Après l’export en 2023 d’un premier cargo d’ammoniac vert, l’Égypte finalise sa stratégie nationale et adopte ses premières mesures incitatives. Elle vise des objectifs ambitieux à l’export, s’appuyant sur ses ressources renouvelables et sa position stratégique. Les développeurs étrangers étudient des projets d’hydrogène et dérivés, dont la concrétisation dépendra de la sécurisation de contrats d’achat long terme et de la mise en place d'un cadre incitatif clair et renforcé.

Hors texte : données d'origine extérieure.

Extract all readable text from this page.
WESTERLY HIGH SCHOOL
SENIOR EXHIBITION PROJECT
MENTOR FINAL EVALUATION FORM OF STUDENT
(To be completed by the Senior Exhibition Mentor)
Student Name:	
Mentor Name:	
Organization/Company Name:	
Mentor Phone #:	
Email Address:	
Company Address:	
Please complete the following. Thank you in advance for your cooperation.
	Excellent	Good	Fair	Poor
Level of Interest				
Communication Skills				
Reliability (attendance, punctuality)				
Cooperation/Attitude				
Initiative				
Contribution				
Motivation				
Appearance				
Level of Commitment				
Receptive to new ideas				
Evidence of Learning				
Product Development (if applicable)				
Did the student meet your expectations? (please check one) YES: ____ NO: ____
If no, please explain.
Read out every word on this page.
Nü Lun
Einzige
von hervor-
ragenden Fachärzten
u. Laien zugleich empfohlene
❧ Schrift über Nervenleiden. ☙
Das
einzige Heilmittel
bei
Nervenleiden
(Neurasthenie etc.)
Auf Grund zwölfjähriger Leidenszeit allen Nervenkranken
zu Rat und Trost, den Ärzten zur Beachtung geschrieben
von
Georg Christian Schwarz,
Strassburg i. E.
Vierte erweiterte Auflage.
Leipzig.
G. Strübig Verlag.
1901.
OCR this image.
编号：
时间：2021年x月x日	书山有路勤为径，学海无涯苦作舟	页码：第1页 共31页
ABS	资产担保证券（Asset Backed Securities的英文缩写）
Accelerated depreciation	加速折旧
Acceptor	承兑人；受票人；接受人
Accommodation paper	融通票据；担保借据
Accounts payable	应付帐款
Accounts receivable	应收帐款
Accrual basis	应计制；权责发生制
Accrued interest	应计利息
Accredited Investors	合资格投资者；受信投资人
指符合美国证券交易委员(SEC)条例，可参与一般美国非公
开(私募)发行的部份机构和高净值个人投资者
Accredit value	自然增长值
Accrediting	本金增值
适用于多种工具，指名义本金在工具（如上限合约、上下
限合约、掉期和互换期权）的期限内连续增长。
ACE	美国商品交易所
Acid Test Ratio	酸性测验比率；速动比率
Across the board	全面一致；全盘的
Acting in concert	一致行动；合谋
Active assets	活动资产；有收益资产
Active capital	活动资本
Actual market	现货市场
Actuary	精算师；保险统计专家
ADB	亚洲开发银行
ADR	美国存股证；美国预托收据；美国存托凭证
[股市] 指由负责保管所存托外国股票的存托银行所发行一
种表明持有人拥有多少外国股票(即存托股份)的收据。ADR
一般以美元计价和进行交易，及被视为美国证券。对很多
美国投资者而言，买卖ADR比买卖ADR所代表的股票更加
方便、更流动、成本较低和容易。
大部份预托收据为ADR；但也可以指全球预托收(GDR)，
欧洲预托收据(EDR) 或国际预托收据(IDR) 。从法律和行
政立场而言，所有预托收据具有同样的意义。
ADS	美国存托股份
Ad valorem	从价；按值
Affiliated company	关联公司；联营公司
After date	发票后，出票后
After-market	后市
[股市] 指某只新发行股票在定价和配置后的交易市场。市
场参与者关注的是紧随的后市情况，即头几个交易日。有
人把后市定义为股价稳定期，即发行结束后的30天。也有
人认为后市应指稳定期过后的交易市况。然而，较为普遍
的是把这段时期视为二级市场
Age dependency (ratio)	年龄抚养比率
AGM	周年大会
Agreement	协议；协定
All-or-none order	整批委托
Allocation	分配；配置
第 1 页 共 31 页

I. Une stratégie H2 centrée sur l’export et sous-tendue par d’ambitieux développements de renouvelables

La structuration de la gouvernance et la finalisation de la stratégie nationale sont en cours et affichent de récents progrès

Les autorités égyptiennes, appuyées par la Banque européenne pour la reconstruction et le développement (BERD), ont révélé lors de la COP27 au Caire une première ébauche de stratégie nationale en matière d’hydrogène bas carbone, qui prévoit un développement en trois phases (la première, jusqu’en 2030, cible la mise en œuvre de projets pilotes et l’établissement d’un cadre pour la gouvernance du secteur ; la deuxième vise à amplifier ces initiatives, avec des projets à plus grande échelle ; la troisième, à partir de 2040, se concentrera sur les usages). Au cœur de cette stratégie, la volonté de l’Égypte de devenir un hub à l’export se traduit par un objectif de couvrir 5 à 8 % des parts du marché mondial de l’hydrogène bas carbone d’ici 2040, créant 100 000 emplois et augmentant le PIB de 10 à 18 Md USD (2,5 à 4,5 % du PIB). La parution de la version finale de cette stratégie a eu lieu en mars 2024, après son approbation en novembre 2023 par le Conseil national de l’hydrogène vert, nouvellement créé. Présidé par le Premier ministre, il vise à promouvoir les investissements dans l’hydrogène vert et la compétitivité de l’Égypte (également assorti d’un comité exécutif, supervisant les projets à un niveau technique). Il réunit les acteurs institutionnels du secteur, afin de structurer le processus décisionnel et de remédier à une gouvernance diluée entre plusieurs entités (ministère de l’électricité et des énergies renouvelables, ministère du pétrole, Zone économique du canal de Suez – où sont appelés à s’établir les électrolyseurs, l’Autorité des énergies renouvelables (NREA), la Compagnie de transport électrique EETC, le Fonds souverain égyptien…). Cette première avancée a été suivie, le 2 janvier 2024, de l’approbation par le parlement d’un projet de loi établissant des mesures incitatives pour les porteurs de projets d’H2 vert, en particulier un abattement fiscal allant jusqu’à 55 % sur l’impôt sur le revenu, ainsi que des exemptions de TVA ou de frais administratifs. Pour en bénéficier, les entreprises devront financer leurs projets par des capitaux étrangers à hauteur d’au moins 70 %, lancer leurs opérations commerciales au plus tard cinq ans après la signature de l’accord et atteindre au moins 20 % de contenu local - les modalités de ces mesures devraient être précisées dans le décret d’application à paraître après la ratification de la nouvelle loi par le Président intervenu le 27 janvier 2024.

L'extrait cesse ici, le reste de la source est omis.